I believe that a state that is at war cannot enter NATO, because that would mean that Poland and Lithuania are at war, so this discussion should be postponed. It is simply impossible.
As for the European Union, we know that accession processes take years. Many things must be taken into account, including the impact on sectors of economic and social life. I of course believe that Ukraine should in the future be part of civilization, but if we want to look for adjectives, let us say the Latin civilization, the Western civilization.
However, a discussion today about Ukraine’s membership in the European Union is in my opinion premature. Such discussions and talks I do not conduct as the President of Poland, focusing rather on what Poles have been doing since 2022.
Poles were the first to so extensively support Ukraine with military equipment and by taking in millions of Ukrainians to Poland and providing social support for the country. As Poles, we feel that we have fulfilled this lesson of solidarity in the best way and we are still fulfilling it, feeling the essence of what affects Ukraine today as a result of the Russian Federation’s attack. Here we remain in solidarity, not believing in Vladimir Putin’s intentions.

You speak a lot about history and the Volhynia Tragedy, but if we look at the history of our region, probably every state would have some grievances toward its neighbour. How can we solve these issues in the 21st century?
I've said nothing about history in this interview, but I understand that you want to ask about the issue of the Volhynian genocide committed by Ukrainians. I approach this matter unequivocally – it is about the lives of murdered women, children, and the elderly. It was carried out by Ukrainian nationalists 80 years ago. The loss of their lives was a very painful experience.
Moreover, the victims and Poles are not crying out for revenge, but for graves, memory, names, and surnames. It is natural for the Polish president to demand a certain justice. It is after all the same terrible, tragic history, only from 80 years ago. Death then hurt just as much and was just as great a loss, therefore if we want to build our cooperation, we should base it on justice, mutual understanding, and partnership.
This matter, of course, does not exclude our support for Ukraine, but we as Poles want to feel like a partner in many economic and business relations. While supporting our partner, we also expect that we will be treated as partners.
Speaking of partners, relations between Poland and Lithuania have recently been really very good, but if I were to ask you, what would you like to do differently than your predecessors in our relations?
Indeed, thanks to President Andrzej Duda, President Gitanas Nausėda, and our prime ministers, the good relations established between Poland and Lithuania in recent years should simply continue.
We have good relations in the areas of economy and infrastructure, as well as security. Of course, there are issues that we should also pay attention to, such as the desire of Poles living in Lithuania to write their names and surnames in their original spelling. This was also the topic of my discussions today with the president, the prime minister, and the speaker of the Seimas.
Poles expect that they will be able to use their first and last names. In this case, the President of Poland is the voice of Polish women and men.

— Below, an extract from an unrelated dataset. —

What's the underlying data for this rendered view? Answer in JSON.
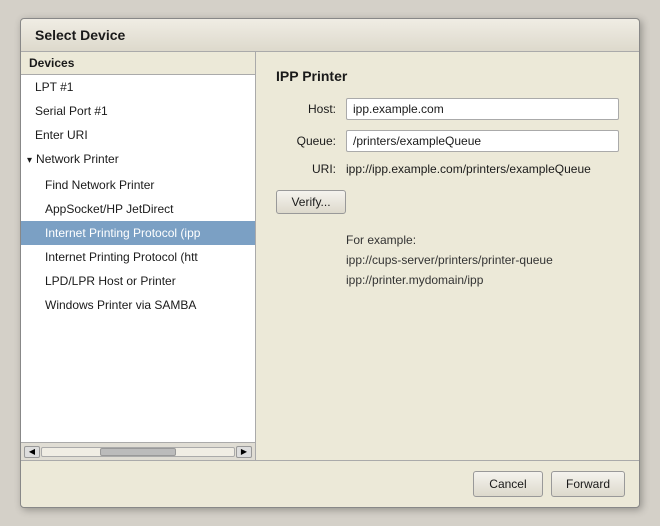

If the Poles raise issues such as the original names they are waiting for or the use of geographical and topographical names, this is an important issue for the Polish president.
Of course, this will not affect the excellent cooperation between our countries, but it will force us to sit down at the table and think about how we can make Poles in Lithuania and Lithuanians in Poland feel as comfortable as possible.
This is what the modern world expects of us, and among the many excellent relations in many areas of activity, there are also issues that pose challenges for us. These are common tasks that need to be accomplished.